Chapter 4 has many Figures that show the area which MK Delta Lands Group wishes to develop has important ecological values.

Figure 4.17 shows that the area is important to the water chemistry
Figure 4.18 shows that the area is important transitional bog vegetation
Figure 4.22 shows important raptor habitat which is found only on the periphery of Burns Bog
Figure 4.24 shows that the area is very important small mammal habitat which is rare
Figure 4.26 shows the area includes the highest rated-suitability in Burns Bog for three rare and endangered mammal species – Pacific Water Shrew, Southern Red-backed Vole and Trowbridge’s Shrew. This type of habitat is rare. The federal and provincial governments are responsible for protecting the Pacific Water Shrew under the Species at Risk Act and under federal-provincial agreements.
Figure 4.27 shows this is one of two areas that has sightings of native amphibian species
Figure 4.28 shows important rare habitat for amphibian diversity

In a letter to Metro Vancouver, Feb. 2, 2010, MK Delta Lands stated:

The statement that the area is non-essential does not mean it lacks habitat values. The Burns Bog Ecosystem Review Synthesis Report, March, 2000, recommended in Figure 6.10 that Zone 2 areas be included in the area for protection. The Report also called for protection of 2,450 ha (6,053 acres) in order to preserve the integrity and viability of Burns Bog (page 242). The protected area announced in 2004 is 5045 acres.

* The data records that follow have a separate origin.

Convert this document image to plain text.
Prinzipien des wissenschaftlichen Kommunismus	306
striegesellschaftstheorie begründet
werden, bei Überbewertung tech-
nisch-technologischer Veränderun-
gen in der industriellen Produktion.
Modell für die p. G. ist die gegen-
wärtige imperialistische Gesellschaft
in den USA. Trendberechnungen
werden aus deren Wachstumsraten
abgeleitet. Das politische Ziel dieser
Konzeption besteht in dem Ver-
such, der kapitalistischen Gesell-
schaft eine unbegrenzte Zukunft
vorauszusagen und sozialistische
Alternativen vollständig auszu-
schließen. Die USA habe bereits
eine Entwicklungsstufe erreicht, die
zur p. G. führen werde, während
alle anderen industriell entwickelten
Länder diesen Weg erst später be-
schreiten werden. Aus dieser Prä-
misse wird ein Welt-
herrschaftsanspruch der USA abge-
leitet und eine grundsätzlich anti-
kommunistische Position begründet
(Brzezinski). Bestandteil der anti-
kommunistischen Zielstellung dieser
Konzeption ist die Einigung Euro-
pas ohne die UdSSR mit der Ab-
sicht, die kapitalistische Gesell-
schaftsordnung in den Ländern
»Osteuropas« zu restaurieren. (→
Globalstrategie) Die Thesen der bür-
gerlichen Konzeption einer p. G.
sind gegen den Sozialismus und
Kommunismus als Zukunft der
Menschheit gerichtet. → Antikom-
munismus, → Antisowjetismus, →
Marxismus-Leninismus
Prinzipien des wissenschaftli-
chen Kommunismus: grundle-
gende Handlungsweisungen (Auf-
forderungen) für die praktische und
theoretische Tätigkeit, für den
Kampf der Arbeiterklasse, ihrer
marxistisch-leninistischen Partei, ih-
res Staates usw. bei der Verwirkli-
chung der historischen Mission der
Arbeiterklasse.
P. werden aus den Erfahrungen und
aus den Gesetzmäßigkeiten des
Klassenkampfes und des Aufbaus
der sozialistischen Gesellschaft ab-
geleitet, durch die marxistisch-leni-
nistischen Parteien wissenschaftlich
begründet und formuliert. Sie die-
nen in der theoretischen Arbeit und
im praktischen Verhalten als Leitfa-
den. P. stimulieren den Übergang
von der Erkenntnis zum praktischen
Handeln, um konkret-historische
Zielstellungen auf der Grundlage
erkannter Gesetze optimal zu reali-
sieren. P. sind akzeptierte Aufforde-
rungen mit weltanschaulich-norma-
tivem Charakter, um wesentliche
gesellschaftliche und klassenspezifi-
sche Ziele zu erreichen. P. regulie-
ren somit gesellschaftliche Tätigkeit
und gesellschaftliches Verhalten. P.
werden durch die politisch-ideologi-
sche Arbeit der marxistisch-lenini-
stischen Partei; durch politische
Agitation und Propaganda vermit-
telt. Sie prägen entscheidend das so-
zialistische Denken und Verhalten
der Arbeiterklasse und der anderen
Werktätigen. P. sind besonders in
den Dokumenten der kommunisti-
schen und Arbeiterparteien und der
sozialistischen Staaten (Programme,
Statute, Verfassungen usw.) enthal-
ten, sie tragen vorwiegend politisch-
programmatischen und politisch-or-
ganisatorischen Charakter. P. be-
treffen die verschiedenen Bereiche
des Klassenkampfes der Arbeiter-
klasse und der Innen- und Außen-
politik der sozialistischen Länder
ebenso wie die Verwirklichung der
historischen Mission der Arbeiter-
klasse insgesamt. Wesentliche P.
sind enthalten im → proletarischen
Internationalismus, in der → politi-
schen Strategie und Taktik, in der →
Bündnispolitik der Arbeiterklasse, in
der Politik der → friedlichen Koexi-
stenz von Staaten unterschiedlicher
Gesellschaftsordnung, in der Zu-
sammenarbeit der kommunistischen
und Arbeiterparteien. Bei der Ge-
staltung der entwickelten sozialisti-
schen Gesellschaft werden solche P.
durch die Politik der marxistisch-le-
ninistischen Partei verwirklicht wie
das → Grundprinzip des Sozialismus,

Page 242 of the Report states:

“The water mound zone must be connected to the area east of Highway 91 via a broad zone of Sphagnum regeneration and typical bog water. Water in the shallow ponds within this zone supports the water mound.”

Included in the area which MK Delta Lands wants to develop is an area which has been disturbed by a former peat-processing plant. However, the surrounding area has important wildlife values and regeneration of Sphagnum can restore habitat in the disturbed area.